Il Vangelo può presentarsi chiuso, a simboleggiare una Verità rivelata e completa, cui non dev’essere aggiunto nulla, oppure aperto, con la citazione di un brano specifico. Frequentemente vi si leggono, ad esempio, (Gv 8,12) “Io sono la Luce del Mondo. Chi segue me non camminerà nelle tenebre, ma avrà la luce della vita” oppure (Ap 1, 8) “Io sono l’alfa e l’Omèga, Colui che è, che era e che viene, l’Onnipotente”.

Qui, invece, non c’è una scritta precisa e, questo, per ricordarci che il Vangelo aperto parla ogni giorno, per invitarci a cogliere proprio ogni giorno, legandola alla nostra storia, una parola di Verità, che ispiri le nostre opere.

Il Cristo benedicente, come fosse un’icona, si fa dunque centro compositivo dell’opera. Verso di Lui, in particolare verso il Suo volto, segno tangibile della Sua persona converge tutto il resto del contenuto.

Trattandosi della prima Croce Unesco, si è voluto dare forma anche al concetto di universalità, con l’idea di rappresentare il mondo intero: dapprima fisicamente e poi metaforicamente…

Come simbolo di esperienze di carattere universale, sono state scelte ancora le mani, per la loro capacità comunicativa, per il loro potere di FARE.

Ed ecco che le mani, in numero simbolico di tre per gruppo, si tendono verso il Cristo, sono mani di uomini, di donne, di bambini, di tutti i popoli della terra, protese in un messaggio universale di accoglienza e fratellanza.
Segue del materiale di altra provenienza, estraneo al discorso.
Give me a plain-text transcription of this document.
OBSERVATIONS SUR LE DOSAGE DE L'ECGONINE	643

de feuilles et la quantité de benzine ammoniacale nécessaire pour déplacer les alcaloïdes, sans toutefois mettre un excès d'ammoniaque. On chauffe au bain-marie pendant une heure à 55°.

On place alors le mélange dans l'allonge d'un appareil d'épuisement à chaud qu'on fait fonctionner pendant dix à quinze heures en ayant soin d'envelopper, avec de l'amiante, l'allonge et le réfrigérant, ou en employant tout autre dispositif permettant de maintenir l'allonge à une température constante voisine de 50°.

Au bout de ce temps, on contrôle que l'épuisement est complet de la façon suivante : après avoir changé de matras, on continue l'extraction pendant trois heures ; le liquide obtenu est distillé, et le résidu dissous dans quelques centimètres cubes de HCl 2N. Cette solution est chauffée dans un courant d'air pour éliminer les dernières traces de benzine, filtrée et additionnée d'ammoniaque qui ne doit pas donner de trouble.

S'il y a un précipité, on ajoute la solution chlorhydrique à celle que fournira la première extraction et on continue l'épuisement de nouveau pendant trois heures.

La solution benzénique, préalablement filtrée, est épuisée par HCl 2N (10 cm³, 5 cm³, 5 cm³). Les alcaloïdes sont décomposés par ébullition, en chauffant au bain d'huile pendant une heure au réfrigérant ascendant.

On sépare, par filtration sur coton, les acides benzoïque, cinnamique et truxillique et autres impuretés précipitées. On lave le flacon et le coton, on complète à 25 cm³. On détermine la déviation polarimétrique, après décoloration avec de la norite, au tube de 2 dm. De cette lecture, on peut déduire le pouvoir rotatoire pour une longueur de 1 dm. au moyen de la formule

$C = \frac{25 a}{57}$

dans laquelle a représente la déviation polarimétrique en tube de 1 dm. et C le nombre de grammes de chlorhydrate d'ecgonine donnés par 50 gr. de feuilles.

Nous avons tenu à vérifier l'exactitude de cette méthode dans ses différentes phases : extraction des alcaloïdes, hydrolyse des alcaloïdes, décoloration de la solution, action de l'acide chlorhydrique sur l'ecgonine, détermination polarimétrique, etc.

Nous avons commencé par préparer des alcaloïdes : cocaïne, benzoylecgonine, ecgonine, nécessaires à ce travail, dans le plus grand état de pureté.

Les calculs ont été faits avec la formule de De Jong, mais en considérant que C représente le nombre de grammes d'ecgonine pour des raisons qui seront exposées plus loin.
A dirci che queste mani sono le mani di tutti i popoli della terra, sono dei cabochons di pietre naturali incastonate alle estremità dei bracci. I colori scelti corrispondono ai colori simbolici stabiliti dal rosario missionario per ciascuno dei continenti.

In alto, sull’asse longitudinale in posizione centrale, è collocata un’agata bianca, come bianco è il colore associato all’Europa e al colore della veste del Sommo Pontefice;

a destra in alto il giallo, un topazio citrino, che rappresenta l’Asia;

a destra in basso il turchese, dedicato all’Oceania;

a sinistra in basso il verde, uno smeraldo, per l’Africa;

a sinistra in alto il rosso, corallo, dedicato al continente americano.

L’ultimo elemento della composizione è così ampio da avvolgere tutta l’opera ma così “immateriale” da non poter essere spiegato alla stessa maniera degli altri singoli particolari.

Il color oro. Teologicamente definito come il colore della Luce, il colore ultraterreno per eccellenza, il colore dello spazio sacro; in quest’opera esso si riversa su tutto e fa sì che la dimensione del sacro rivesta tutto: dai tradizionali colori della veste del Cristo Pantocrator nelle varie raffigurazioni, siano esse dipinti, affreschi o mosaici in un catino absidale; riveste di luce il colore della pelle delle mani, riveste le strade del mondo…

La Luce avvolge e afferma così, in modo totalizzante, la sua presenza, grazie alla quale si può non perdere di vista la speranza. Ecco perché, anche l’allenamento a guardare la bellezza merita un impegno concreto e attivo.